Quando gli si chiede che cosa è diventata la Polonia, che bilancio si sente di fare a 25 anni da quella stagione, spiega che è un «Paese alla ricerca delle sue possibilità nel XXI secolo e vuole recuperare il tempo perduto prendendo come modello i Paesi occidentali. L'importante è non fare gli stessi errori, perché altrove i soldi sono più importanti dei valori umani, e le sperequazioni tra ricchi e poveri sono forti». Massiccio, capelli e baffi grigi, gli occhi di ghiaccio, ha uno sguardo intransigente, come il tono che usa quando parla degli operai di oggi «che devono darsi da fare, cercare un lavoro, organizzarsi, e questo a molti pesa.

Un tempo ci pensava il partito e per alcuni era più comodo: tutti avevano un'occupazione, e anche se non rendeva poi si divideva quel che si guadagnava, i più forti ricevevano di più. Il cambiamento del regime ci costò il crollo dell'economia (la produzione industriale si ridusse del 30% ndr), la fine dell'Unione sovietica determinò la perdita di quel mercato, dobbiamo costruire la collaborazione su condizioni diverse». Con la Russia, certo, e nella grande casa che è l'Europa: «Siamo arrivati così in alto, con la tecnologia, che non entriamo più nei nostri confini: è il passaggio dallo Stato Paese allo Stato europeo. Si parla di globalizzazione, ma la prima domanda è quali temi dobbiamo sviluppare e regolare. Per esempio, non lascerò globalizzare mia moglie Danuta», scherza.

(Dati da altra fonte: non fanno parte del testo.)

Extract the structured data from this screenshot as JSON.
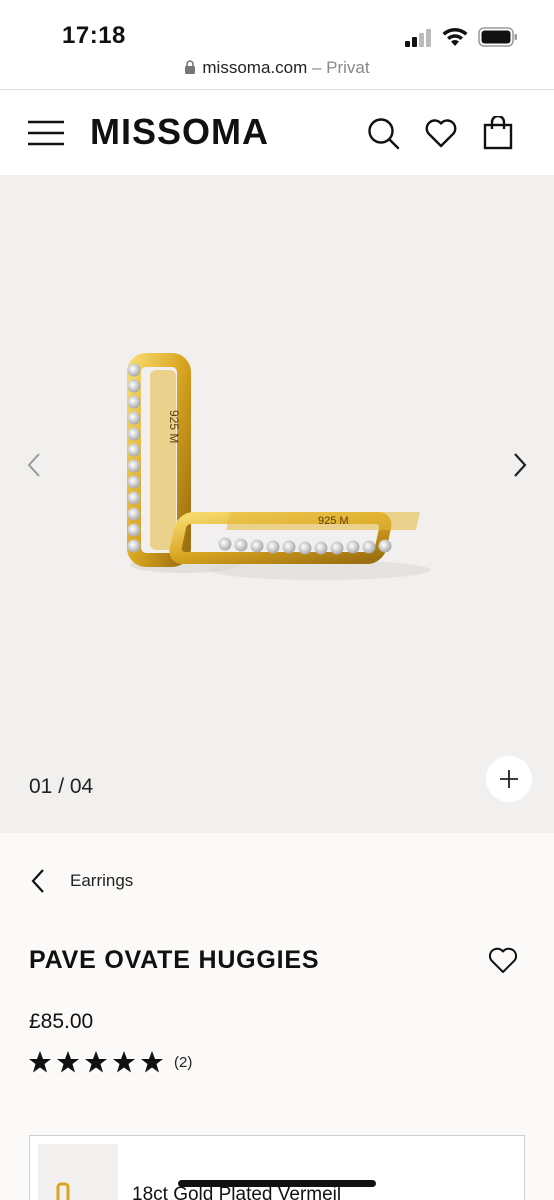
{
  "status_bar": {
    "time": "17:18",
    "url_domain": "missoma.com",
    "url_suffix": " – Privat",
    "icons": [
      "signal-icon",
      "wifi-icon",
      "battery-icon",
      "lock-icon"
    ]
  },
  "nav": {
    "logo": "MISSOMA",
    "icons": [
      "menu-icon",
      "search-icon",
      "heart-icon",
      "bag-icon"
    ]
  },
  "gallery": {
    "counter": "01 / 04",
    "engraving": "925 M",
    "icons": [
      "chevron-left-icon",
      "chevron-right-icon",
      "plus-icon"
    ]
  },
  "product": {
    "breadcrumb": "Earrings",
    "title": "PAVE OVATE HUGGIES",
    "price": "£85.00",
    "rating": {
      "stars": 5,
      "max": 5,
      "count_label": "(2)"
    },
    "variant_label": "18ct Gold Plated Vermeil"
  },
  "colors": {
    "gold": "#d9a520",
    "background": "#f1f0ee",
    "text": "#111111"
  }
}
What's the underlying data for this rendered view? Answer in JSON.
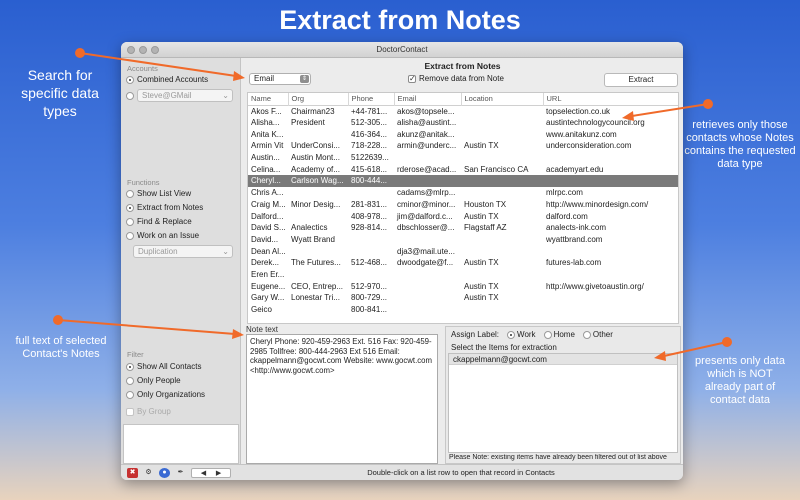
{
  "hero_title": "Extract from Notes",
  "callouts": {
    "left_top": "Search for specific data types",
    "left_bottom": "full text of selected Contact's Notes",
    "right_top": "retrieves only those contacts whose Notes contains the requested data type",
    "right_bottom": "presents only data which is NOT already part of contact data"
  },
  "callout_color": "#f06a2a",
  "window": {
    "title": "DoctorContact"
  },
  "sidebar": {
    "accounts_header": "Accounts",
    "combined_accounts": "Combined Accounts",
    "account_popup": "Steve@GMail",
    "functions_header": "Functions",
    "functions": [
      {
        "label": "Show List View",
        "selected": false
      },
      {
        "label": "Extract from Notes",
        "selected": true
      },
      {
        "label": "Find & Replace",
        "selected": false
      },
      {
        "label": "Work on an Issue",
        "selected": false
      }
    ],
    "function_popup": "Duplication",
    "filter_header": "Filter",
    "filters": [
      {
        "label": "Show All Contacts",
        "selected": true
      },
      {
        "label": "Only People",
        "selected": false
      },
      {
        "label": "Only Organizations",
        "selected": false
      }
    ],
    "by_group": "By Group"
  },
  "panel": {
    "title": "Extract from Notes",
    "type_select": "Email",
    "remove_label": "Remove data from Note",
    "extract_button": "Extract"
  },
  "table": {
    "columns": [
      "Name",
      "Org",
      "Phone",
      "Email",
      "Location",
      "URL"
    ],
    "rows": [
      [
        "Akos F...",
        "Chairman23",
        "+44-781...",
        "akos@topsele...",
        "",
        "topselection.co.uk"
      ],
      [
        "Alisha...",
        "President",
        "512-305...",
        "alisha@austint...",
        "",
        "austintechnologycouncil.org"
      ],
      [
        "Anita K...",
        "",
        "416-364...",
        "akunz@anitak...",
        "",
        "www.anitakunz.com"
      ],
      [
        "Armin Vit",
        "UnderConsi...",
        "718-228...",
        "armin@underc...",
        "Austin TX",
        "underconsideration.com"
      ],
      [
        "Austin...",
        "Austin Mont...",
        "5122639...",
        "",
        "",
        ""
      ],
      [
        "Celina...",
        "Academy of...",
        "415-618...",
        "rderose@acad...",
        "San Francisco CA",
        "academyart.edu"
      ],
      [
        "Cheryl...",
        "Carlson Wag...",
        "800-444...",
        "",
        "",
        ""
      ],
      [
        "Chris A...",
        "",
        "",
        "cadams@mlrp...",
        "",
        "mlrpc.com"
      ],
      [
        "Craig M...",
        "Minor Desig...",
        "281-831...",
        "cminor@minor...",
        "Houston TX",
        "http://www.minordesign.com/"
      ],
      [
        "Dalford...",
        "",
        "408-978...",
        "jim@dalford.c...",
        "Austin TX",
        "dalford.com"
      ],
      [
        "David S...",
        "Analectics",
        "928-814...",
        "dbschlosser@...",
        "Flagstaff AZ",
        "analects-ink.com"
      ],
      [
        "David...",
        "Wyatt Brand",
        "",
        "",
        "",
        "wyattbrand.com"
      ],
      [
        "Dean Al...",
        "",
        "",
        "dja3@mail.ute...",
        "",
        ""
      ],
      [
        "Derek...",
        "The Futures...",
        "512-468...",
        "dwoodgate@f...",
        "Austin TX",
        "futures-lab.com"
      ],
      [
        "Eren Er...",
        "",
        "",
        "",
        "",
        ""
      ],
      [
        "Eugene...",
        "CEO, Entrep...",
        "512-970...",
        "",
        "Austin TX",
        "http://www.givetoaustin.org/"
      ],
      [
        "Gary W...",
        "Lonestar Tri...",
        "800-729...",
        "",
        "Austin TX",
        ""
      ],
      [
        "Geico",
        "",
        "800-841...",
        "",
        "",
        ""
      ]
    ],
    "selected_row": 6
  },
  "note": {
    "label": "Note text",
    "text": "Cheryl  Phone: 920-459-2963 Ext. 516 Fax: 920-459-2985 Tollfree: 800-444-2963 Ext 516 Email: ckappelmann@gocwt.com Website: www.gocwt.com <http://www.gocwt.com>"
  },
  "assign": {
    "label": "Assign Label:",
    "options": [
      {
        "label": "Work",
        "selected": true
      },
      {
        "label": "Home",
        "selected": false
      },
      {
        "label": "Other",
        "selected": false
      }
    ],
    "select_label": "Select the Items for extraction",
    "items": [
      "ckappelmann@gocwt.com"
    ],
    "footer_note": "Please Note: existing items have already been filtered out of list above"
  },
  "status_text": "Double-click on a list row to open that record in Contacts"
}
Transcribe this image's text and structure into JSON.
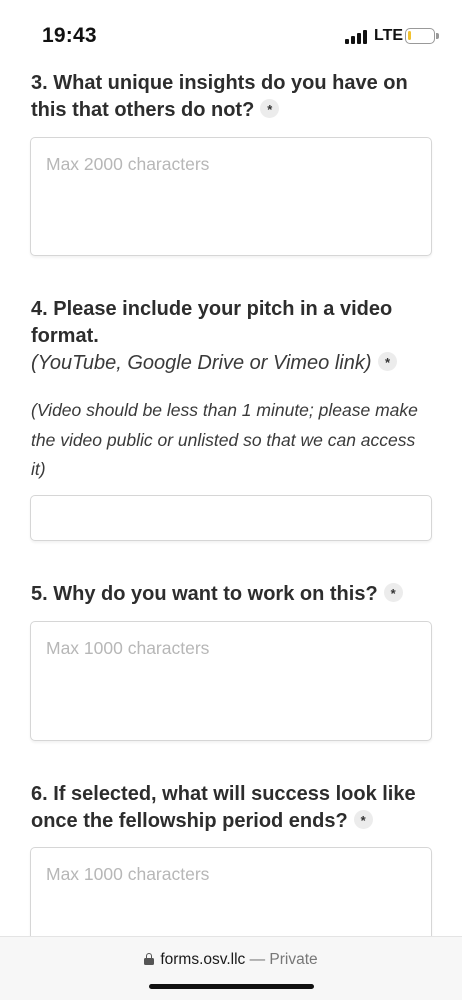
{
  "status_bar": {
    "time": "19:43",
    "network": "LTE",
    "battery_level": 0.15
  },
  "form": {
    "q3": {
      "title": "3. What unique insights do you have on this that others do not?",
      "required_mark": "*",
      "placeholder": "Max 2000 characters"
    },
    "q4": {
      "title": "4. Please include your pitch in a video format.",
      "subtitle": "(YouTube, Google Drive or Vimeo link)",
      "required_mark": "*",
      "note": "(Video should be less than 1 minute; please make the video public or unlisted so that we can access it)",
      "value": ""
    },
    "q5": {
      "title": "5. Why do you want to work on this?",
      "required_mark": "*",
      "placeholder": "Max 1000 characters"
    },
    "q6": {
      "title": "6. If selected, what will success look like once the fellowship period ends?",
      "required_mark": "*",
      "placeholder": "Max 1000 characters"
    }
  },
  "url_bar": {
    "domain": "forms.osv.llc",
    "separator": "—",
    "privacy": "Private"
  }
}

Lo sguardo si fa di nuovo serio quando, a proposito di impostazione comunitaria e non nazionale, si parla di Ucraina. Qui Walesa ha una posizione precisa e usa, non a caso, una parola storica. La "sua" parola: «È il momento in cui si mette alla prova la solidarietà europea. Si dovrebbe organizzare un gruppo e pensare quali sono le possibilità di far tornare indietro Putin. Si dovrebbe chiedere a ogni Paese se è contento di quel che sta facendo Putin, ciascuno dirà no e rifletterà su cosa si può fare per fermarlo: uno può finanziare di nascosto (gli ucraini, ndr), si può non prendere il gas, insomma arrivare a varie soluzioni: e tutto dipende dalla solidarietà dei Paesi europei. Si può vincere solo così, in modo pacifico». Cosa ha pensato quando si è parlato di un Nobel per la pace a Putin? «Ho pensato che fosse uno scherzo cattivo».